Most people are assuming this is very much an internal Chinese problem. I don't think it is. It will flow into the rest of the world along several lines, one of which is obvious, which is commodities, which has already affected the commodity economies. But people like Germany export a heck of a lot of BMWs, VWs, Mercedes-Benzs, and have large domestic operations in China, so does General Motors. So these will be affected by anything that goes on in China.
The third thing, which I think is really important is what this does to how China starts to manage its economy. It is very clear, China is going to use a policy of devaluation of the yuan and also reverting to using the state banks to pump more money into the economy. Now the problem with that is as follows.
With the pumping of more money into the economy, Chinese debt is now over 250 per cent of GDP, and because most of its state-owned enterprises and the Chinese state-owned banks and the state itself, either directly or through local government, if you actually look at that, a lot of it's just state debt directly or indirectly, which means they are extremely vulnerable if they continue to expand the debt. And the devaluation is very interesting because that's setting off a huge problem for the rest of the world when everybody wants to devalue their currency to gain competitiveness.

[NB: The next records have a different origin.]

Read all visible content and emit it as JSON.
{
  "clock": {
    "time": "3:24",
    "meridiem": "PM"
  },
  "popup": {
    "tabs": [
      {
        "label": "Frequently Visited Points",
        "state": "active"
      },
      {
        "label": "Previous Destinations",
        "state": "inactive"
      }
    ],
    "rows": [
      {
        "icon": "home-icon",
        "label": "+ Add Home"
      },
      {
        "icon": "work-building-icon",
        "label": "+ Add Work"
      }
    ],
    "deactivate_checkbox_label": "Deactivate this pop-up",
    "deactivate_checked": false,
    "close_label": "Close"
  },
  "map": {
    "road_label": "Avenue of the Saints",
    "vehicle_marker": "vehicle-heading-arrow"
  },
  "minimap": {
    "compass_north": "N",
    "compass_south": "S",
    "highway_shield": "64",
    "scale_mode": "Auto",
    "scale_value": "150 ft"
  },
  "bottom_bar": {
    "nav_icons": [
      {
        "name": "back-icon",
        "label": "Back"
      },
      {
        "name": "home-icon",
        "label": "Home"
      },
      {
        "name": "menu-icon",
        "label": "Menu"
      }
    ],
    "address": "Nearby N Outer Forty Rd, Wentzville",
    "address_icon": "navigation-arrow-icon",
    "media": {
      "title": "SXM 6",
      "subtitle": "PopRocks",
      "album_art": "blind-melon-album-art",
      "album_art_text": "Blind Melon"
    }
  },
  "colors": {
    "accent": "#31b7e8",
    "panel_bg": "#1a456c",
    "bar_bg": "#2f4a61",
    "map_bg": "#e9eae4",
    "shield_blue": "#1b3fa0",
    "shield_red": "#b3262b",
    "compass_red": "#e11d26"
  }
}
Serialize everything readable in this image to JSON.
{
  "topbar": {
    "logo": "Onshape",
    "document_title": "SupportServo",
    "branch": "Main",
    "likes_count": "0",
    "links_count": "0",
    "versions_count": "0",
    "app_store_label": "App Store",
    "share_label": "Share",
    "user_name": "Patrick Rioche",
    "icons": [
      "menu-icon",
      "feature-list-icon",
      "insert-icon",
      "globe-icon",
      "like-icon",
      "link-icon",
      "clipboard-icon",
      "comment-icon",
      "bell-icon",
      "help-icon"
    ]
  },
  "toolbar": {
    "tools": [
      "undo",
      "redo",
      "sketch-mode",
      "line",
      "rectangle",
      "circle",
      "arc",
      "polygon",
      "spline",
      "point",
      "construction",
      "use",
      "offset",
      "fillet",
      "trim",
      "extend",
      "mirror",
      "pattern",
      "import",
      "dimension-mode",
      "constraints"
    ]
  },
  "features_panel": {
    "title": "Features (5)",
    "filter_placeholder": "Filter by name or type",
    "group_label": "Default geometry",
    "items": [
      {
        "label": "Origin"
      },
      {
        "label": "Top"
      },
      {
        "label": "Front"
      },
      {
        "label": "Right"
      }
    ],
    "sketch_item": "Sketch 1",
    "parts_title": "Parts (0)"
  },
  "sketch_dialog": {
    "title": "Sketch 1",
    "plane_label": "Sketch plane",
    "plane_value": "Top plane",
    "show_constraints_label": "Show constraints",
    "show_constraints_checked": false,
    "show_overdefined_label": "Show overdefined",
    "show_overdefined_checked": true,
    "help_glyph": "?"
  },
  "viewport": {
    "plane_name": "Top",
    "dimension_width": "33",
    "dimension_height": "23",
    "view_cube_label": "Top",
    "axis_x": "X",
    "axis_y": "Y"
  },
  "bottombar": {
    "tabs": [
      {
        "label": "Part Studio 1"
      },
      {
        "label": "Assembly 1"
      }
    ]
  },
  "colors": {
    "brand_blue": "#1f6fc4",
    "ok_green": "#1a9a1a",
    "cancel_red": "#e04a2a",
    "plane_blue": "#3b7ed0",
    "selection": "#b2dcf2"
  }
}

So all of those factors are going to be highly destabilizing, but it will be, in my view, a slow process to understand that because everything in China is opaque. So none of us get a really good view of that, but I think to be very, very much in one camp, which is a soft landing or the hard landing is very difficult because none of us have the full facts. But I think China is in the process of a major transition and when the second largest economy on the planet is going through that, it is very, very significant.